Is my VO2 max normal?

When it comes to DNA test results, many people want to know if they are “normal”. This is a common concern, as we all want to know where we stand in terms of others.

However, it isn’t as simple as yes or no. What we want everyone to understand is that there's no definition of "normal" when it comes to genetics. We're all different. There's no good or bad when it comes to genetics.

What we did do, is analyse the results of 17,000 of our customers to develop a fact-based aggregate as to what a normal (common) VO2 max is, and how VO2max is spread out across a wide range of people.  

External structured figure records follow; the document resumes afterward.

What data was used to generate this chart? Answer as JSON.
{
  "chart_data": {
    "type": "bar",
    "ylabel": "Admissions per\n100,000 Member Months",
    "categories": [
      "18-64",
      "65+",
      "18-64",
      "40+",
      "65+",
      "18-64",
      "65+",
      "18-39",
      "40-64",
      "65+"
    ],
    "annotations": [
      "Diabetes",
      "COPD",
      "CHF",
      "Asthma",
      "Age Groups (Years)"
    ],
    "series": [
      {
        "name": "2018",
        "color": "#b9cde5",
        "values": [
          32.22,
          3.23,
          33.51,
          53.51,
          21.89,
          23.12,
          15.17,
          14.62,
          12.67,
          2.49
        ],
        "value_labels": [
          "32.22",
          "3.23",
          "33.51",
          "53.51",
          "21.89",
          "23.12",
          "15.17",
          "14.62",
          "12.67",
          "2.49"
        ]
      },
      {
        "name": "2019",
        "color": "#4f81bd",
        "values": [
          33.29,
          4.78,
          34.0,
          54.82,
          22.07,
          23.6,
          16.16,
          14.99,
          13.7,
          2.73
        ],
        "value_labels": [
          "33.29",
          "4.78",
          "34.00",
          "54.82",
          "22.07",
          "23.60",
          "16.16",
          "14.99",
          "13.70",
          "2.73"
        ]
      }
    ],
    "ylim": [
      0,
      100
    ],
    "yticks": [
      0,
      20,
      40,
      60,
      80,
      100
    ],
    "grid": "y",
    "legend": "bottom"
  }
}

When it comes to aerobic potential, the most common score is medium(found in 57.3% of the population). This isn’t a surprise, as it represents the “average” score. The next most common is “high”, with 26% of the samples falling within this category, followed by low (11.8%). "Very high" (<5%) and "very low"(0.04%) were relatively uncommon.

As always, this underscores the importance of personalised training, as a generalised, one-size fits all approach will likely lead to different improvements based on these scores. That’s why, at DNAFit, we’re committed to giving you the information required to make changes to your training, in order to meet your health and fitness goals faster.